AKP hükümetinin mısır ithaline ilişkin yeni kararı çiftçi sendikalarının tepkisini çekti. Bu konuda bir basın açıklamaası yayınlayan Hububat-Sen :”NBŞ kota oranları ‘0’ oranına çekilmeli, çokuluslu şirketlerin çıkarlarını gözeten değil, tüm vatandaşlarımızın sağlığını koruyacak, çiftçilerin ve işçilerin yararını gözetecek politikalar belirlenip, uygulanmalıdır.” dedi. Açıklama şöyle:
Hükümet sıfır gümrüklü 500 bin ton mısırın ithaline izin verdi….
Mısır sulu alanlarda verimli olabilen bir bitkidir. Sulu alan bitkilerinden birinin dünya genelinde veya ülke içerisinde fiyatının artması halinde ertesi yıl ekimi artar. Son iki yıldır pamuk fiyatları dünya genelinde arttı. Pamuk fiyatlarının düşük seyrettiği yıllarda pamuk üretiminden mısır üretimine geçen bazı çiftçiler, pamuk fiyatlarının artmasıyla birlikte mısırdan vazgeçip yeniden pamuk üretimine döndüler. Bu durum ülke içerisinde mısır üretiminin azalmasına neden oldu.
Türkiye, mısır konusunda kendine yetmeyen bir ülke. Nişasta Bazlı Şekerin (NBŞ) hammaddesi ise mısır.
Mısır üretiminde fiyat değişinin yarattığı darlığın yanısıra tarımda uygulanan şirket yanlısı politikalar da mısır ithalinde etkili oldu. Bilindiği üzere geçmişte çıkarılmış olan Şeker Kanunu “Nişasta Bazlı Şeker- NBŞ” üretimine %10 oranında bir kota tanınmıştı. Ayrıca tanınan bu kotanın yüzde 50 oranında arttırma veya eksiltme yetkisi bakanlar kuruluna tanınmıştır. Bakanlar kurulu kendisine tanınan bu yetkiyi hep arttırma yönünde kullandı.
AB-27 ortalamasının NBŞ üretim kotası %6,5 dur.
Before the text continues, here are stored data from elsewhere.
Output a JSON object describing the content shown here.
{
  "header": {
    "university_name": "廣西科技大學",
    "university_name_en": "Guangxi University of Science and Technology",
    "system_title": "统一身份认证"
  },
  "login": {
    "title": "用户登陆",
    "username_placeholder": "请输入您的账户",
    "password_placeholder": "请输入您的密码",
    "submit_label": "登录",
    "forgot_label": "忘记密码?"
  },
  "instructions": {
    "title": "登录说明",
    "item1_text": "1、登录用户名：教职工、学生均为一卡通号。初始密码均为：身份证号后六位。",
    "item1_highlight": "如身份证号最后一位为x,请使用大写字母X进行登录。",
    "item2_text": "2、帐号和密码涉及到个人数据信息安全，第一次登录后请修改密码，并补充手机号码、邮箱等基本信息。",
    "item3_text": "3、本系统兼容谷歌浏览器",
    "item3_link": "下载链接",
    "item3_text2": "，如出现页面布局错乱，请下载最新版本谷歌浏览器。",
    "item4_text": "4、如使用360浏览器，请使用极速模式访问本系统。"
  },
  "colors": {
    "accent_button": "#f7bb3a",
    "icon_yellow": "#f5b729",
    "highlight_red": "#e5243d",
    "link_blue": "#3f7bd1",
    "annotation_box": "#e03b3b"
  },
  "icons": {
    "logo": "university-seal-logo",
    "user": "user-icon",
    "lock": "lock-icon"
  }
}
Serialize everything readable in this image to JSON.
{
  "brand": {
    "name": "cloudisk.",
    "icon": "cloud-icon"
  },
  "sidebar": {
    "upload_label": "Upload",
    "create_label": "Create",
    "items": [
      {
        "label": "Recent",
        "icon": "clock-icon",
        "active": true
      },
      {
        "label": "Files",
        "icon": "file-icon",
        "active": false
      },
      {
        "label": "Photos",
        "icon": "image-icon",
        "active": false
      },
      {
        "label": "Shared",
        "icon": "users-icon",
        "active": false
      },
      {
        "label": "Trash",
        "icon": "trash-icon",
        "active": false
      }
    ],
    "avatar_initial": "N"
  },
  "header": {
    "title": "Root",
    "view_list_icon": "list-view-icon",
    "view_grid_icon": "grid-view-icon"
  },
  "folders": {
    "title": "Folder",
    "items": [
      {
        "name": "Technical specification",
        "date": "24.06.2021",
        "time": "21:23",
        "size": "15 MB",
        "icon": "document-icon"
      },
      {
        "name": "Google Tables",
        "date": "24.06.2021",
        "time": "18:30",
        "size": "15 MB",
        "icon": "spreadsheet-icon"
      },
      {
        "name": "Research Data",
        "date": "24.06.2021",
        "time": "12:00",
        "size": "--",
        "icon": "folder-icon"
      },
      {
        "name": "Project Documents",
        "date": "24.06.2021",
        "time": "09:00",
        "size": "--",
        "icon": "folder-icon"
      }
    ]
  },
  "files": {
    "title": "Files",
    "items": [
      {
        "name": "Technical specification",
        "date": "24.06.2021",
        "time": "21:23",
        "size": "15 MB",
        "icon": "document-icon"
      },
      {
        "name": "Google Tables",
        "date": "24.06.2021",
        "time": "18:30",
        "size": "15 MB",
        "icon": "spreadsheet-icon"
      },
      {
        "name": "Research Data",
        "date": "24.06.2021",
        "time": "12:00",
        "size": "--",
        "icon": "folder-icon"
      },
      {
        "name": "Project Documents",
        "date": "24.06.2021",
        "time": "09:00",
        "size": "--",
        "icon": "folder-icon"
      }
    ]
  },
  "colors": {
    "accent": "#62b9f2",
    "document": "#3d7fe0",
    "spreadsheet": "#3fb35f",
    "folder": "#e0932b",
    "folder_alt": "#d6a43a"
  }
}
Almanya’da %1,92 Fransa ve Hollanda’da “0”’dır. AB’de bile olmayan oranda NBŞ kotasının tanınması bizi ithalatçı konuma taşıyan başka bir nedendir.
Mısır fazlası olan ülkelerin ürettiği mısırların genel olarak genetik modifakasyona uğratılmış mısırlardır. Biz biliyoruz ki, şekerpancarından elde edilen şeker sağlık konusunda zararlı değildir. Genetik modifikasyona uğratılmış ürünlerden üretilmiş olan “şeker ve şekerli mamullerinin insan ve doğa sağlığına olan zararları” uzun yıllardır süren önemli bir tartışma konusudur. Ve genetik modifiye ürünlerden üretilen ürünlere tepkiler büyüyor. Doğal şekerin kullanımı yönündeki eğilim gün geçtikçe artıyor.
Ayrıca kendisinden sonra ekilen ürün artışını yüzde 20 arttıran, toprağın yapısını düzelten, besiciler için yem desteği sağlayan bu ve diğer yararlarından dolayı tarımın dinamosu sayılan şekerpancarının NBŞ sektörüne tanınan oran ölçüsünde ekimini azaldığı bir başka gerçek olarak orta yerde duruyor. Başka bir deyişle şeker sektöründe uzun zamandır, pancar üreticileri ve işçileri aleyhine kabul edilemez bir ekonomik-politik süreç işletilmektedir.Hububat Üreticileri Sendikası olarak diyoruz ki; kendi topraklarımızda üretme potansiyeline sahip olduğumuz ürünlerin ithali yasaklanmalı, NBŞ kota oranları “0” oranına çekilmeli, çokuluslu şirketlerin çıkarlarını gözeten değil, tüm vatandaşlarımızın sağlığını koruyacak, çiftçilerin ve işçilerin yararını gözetecek politikalar belirlenip, uygulanmalıdır.